The error correction coding circuit 1007 adds a parity code for correcting errors during reproduction to user data in units of data blocks to generate coded data.

A modulation circuit 1006 modulates the encoded data with the parity code added thereto into a modulated signal according to a predetermined modulation code.

A recording expected waveform generation circuit 1005 and a recording pulse generation circuit 1004 form marks on the optical information recording medium 100 so that a reproduced signal close to a recording expected waveform can be obtained upon reproduction. Conventionally, binary modulation signals generated by RLL modulation codes are recorded as they are as marks or spaces.

The recording expected waveform generation circuit 1005 and the recording pulse generation circuit 1004 of this embodiment are not a binary level recording method in which a section in which the value of the modulated signal sequence is 1 is a mark and a section in which the value is 0 is a space. This is based on a recording method for forming multi-level marks on the optical information recording medium 100 so that a reproduced signal close to the waveform expected to be recorded can be obtained.

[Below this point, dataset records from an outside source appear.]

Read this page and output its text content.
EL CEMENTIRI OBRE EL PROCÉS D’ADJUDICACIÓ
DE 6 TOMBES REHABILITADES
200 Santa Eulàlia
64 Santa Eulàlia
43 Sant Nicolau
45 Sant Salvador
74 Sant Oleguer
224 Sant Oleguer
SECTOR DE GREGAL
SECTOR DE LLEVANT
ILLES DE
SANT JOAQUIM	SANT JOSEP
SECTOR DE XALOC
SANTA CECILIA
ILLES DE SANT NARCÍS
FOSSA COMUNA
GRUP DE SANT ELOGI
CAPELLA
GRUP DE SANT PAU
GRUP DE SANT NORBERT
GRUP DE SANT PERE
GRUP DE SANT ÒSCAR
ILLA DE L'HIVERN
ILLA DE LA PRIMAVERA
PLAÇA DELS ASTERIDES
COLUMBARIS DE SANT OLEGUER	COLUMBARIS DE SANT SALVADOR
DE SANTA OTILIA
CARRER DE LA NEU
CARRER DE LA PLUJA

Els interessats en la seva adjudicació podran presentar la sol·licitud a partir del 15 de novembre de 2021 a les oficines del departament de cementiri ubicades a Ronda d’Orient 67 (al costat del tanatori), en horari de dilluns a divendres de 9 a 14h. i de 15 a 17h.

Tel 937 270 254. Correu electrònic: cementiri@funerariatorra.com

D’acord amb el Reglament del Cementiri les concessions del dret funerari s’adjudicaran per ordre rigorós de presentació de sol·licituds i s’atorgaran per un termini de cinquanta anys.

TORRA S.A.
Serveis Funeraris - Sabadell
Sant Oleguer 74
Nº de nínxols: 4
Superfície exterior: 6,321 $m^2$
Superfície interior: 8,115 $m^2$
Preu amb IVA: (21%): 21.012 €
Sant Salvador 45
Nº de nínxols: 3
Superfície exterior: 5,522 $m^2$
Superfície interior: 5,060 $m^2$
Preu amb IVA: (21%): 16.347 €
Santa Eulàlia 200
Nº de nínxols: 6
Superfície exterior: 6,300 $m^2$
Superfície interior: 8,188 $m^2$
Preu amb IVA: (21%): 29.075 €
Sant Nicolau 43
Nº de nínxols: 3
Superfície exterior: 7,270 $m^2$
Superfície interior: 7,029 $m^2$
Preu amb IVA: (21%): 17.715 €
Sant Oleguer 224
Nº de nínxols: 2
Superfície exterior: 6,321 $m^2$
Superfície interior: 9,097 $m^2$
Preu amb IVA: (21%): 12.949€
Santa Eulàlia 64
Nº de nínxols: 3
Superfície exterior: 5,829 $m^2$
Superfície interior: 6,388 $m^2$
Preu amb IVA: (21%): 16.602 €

FIG. 13 shows a recording expected waveform generated by the recording expected waveform generation circuit 1005. As shown in FIG. An expected waveform 1302 of a reproduced signal without distortion is generated from a modulated signal sequence 1301 to be recorded. An expected waveform 1302 of a reproduced signal without distortion can be calculated by convoluting the impulse response waveform obtained from the frequency characteristics of detection with the light beam and the modulated signal sequence 1301 to be recorded. The expected recording waveform 1303 is calculated as a waveform sampled at intervals of 1T, and the maximum value of the frequency band is as low as 0.15. According to the sampling theorem, if the frequency is 0.3 or more, which is twice 0.15, that is, if sampling is performed at intervals smaller than 3.33T, it can be represented without deterioration. In the case of this embodiment, the 2T interval is used, which is easier to implement than the 3.33T interval. The recording expected waveform 1303 is generated by sampling (resampling) the expected waveform 1302 of the reproduction signal without distortion at intervals of 2T. A recording expected waveform 1303 corresponds to an example of a second expected waveform. In order to obtain a waveform close to the expected waveform 1302 of the reproduced signal without distortion when reproduced, it is necessary to form recording marks having a size corresponding to the signal amplitude value of the expected recording waveform 1303 at intervals of 2T. good. The sampling interval of the recording expected waveform 1303 may be appropriately set according to the maximum value of the frequency characteristics of the reproduced signal to be reproduced.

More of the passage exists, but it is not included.